The hydrogel injection treatment helped bone trauma heal dramatically, in one trial 80 percent faster, said Rapaport, while other projected uses are as a delivery vector for cancer-fighting pharmaceuticals and as a treatment for osteoporosis. As the most fully developed and tested of several of her lab’s projects, the next step is to set up a company to manufacture and market the hydrogel.

Dr. Simona Bar-Haim, head of the Laboratory for Rehabilitation and Motor Control of Walking at Ben-Gurion and a faculty member of its health sciences school, has taken the concept of empowering women in research and academia to another level with the Middle East Stepping Forward project funded in large part by U.S. Agency for International Development.

“We made a request [in the research proposal] that half of the researchers and medical clinicians we work with [must be] women,” said Bar-Haim, “and that half of the people receiving the rehab [must be] women.” The hope is that women on the team will be exposed to the idea “they [can] grow to become strong women. You know, it’s a process.”

As an extension of the work begun in her lab, Bar-Haim works with Israeli, Palestinian and Jordanian researchers to develop effective treatments for teens with cerebral palsy and brain trauma patients by way of re-patterning learning pathways in the brain. The goal is to help patients walk more efficiently and with more confidence, not to “normalize” a defective gait.

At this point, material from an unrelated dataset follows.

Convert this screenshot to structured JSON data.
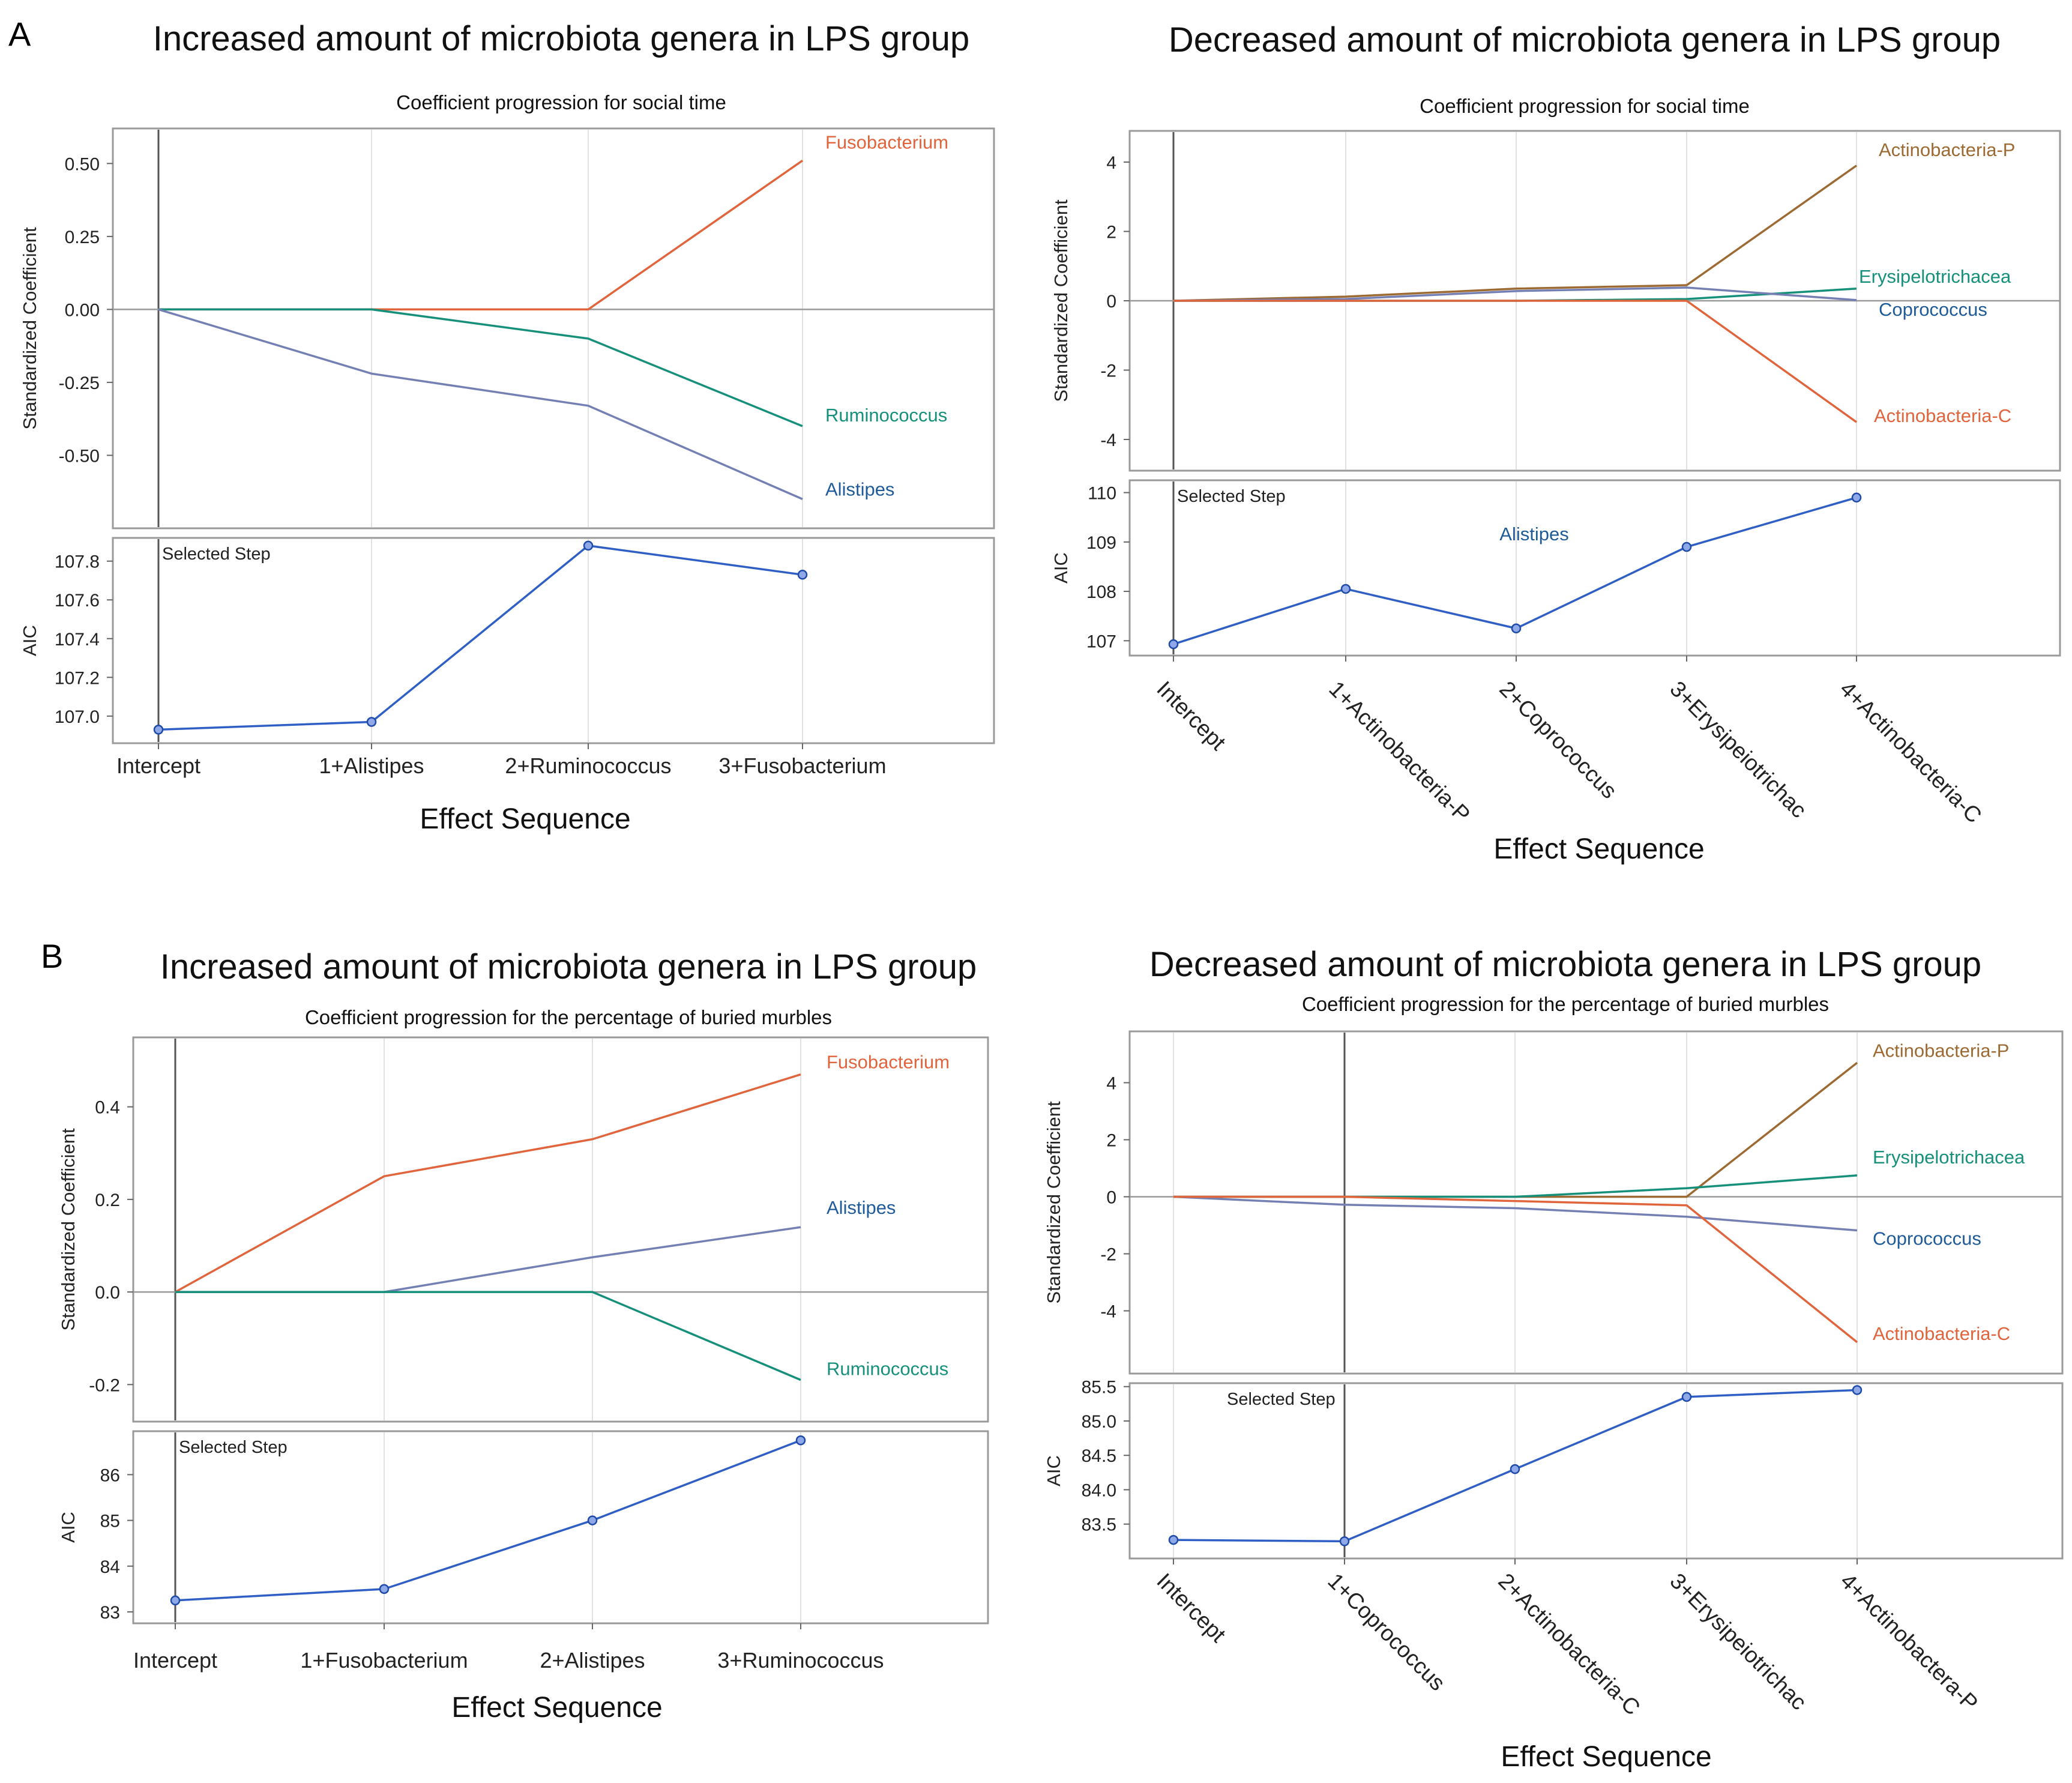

The Re-Step training technology, developed by Bar-Haim, is based on chaos theory. For therapeutic treatment, a patient wears specially designed shoes equipped with sensor pistons on the sole that emulate walking upon an unexpected environment. The movement of the pistons is generated by a chaos-based algorithm and creates the sensation of walking upon quickly changing terrain that causes slight uncertainty as the patient walks. The software adapts to each person’s gait according to his abilities.

But visually for the patient, the look of the terrain doesn’t change. For instance, as he walks using the therapeutic shoes down a hallway or sidewalk, all he sees is even terrain — but cognitively, his brain is processing the chaotic micro-movements created by the shoes. The patient compensates for the changes through balance, thus retraining the brain to adjust each step to walk with more ease and efficiency.

The movements created by the pistons are micro increments, “because the brain learns from small errors. If movement would be too big, it would be [registered as] artificial” by the brain, explained Bar-Haim. “So there are small changes for each step; up or down, left or right. … We think this is the best training to target areas in the brain for creating plasticity of the [pathways] that control motor function.”

Bar-Haim, who has been working with this technology since 2004, is conducting treatment at clinics in East Jerusalem, Hebron and Amman, Jordan.

“Every new project and new thing we’re doing, we’re asking that women will be involved,” she said. “They are progressing, they are going forward, step by step.”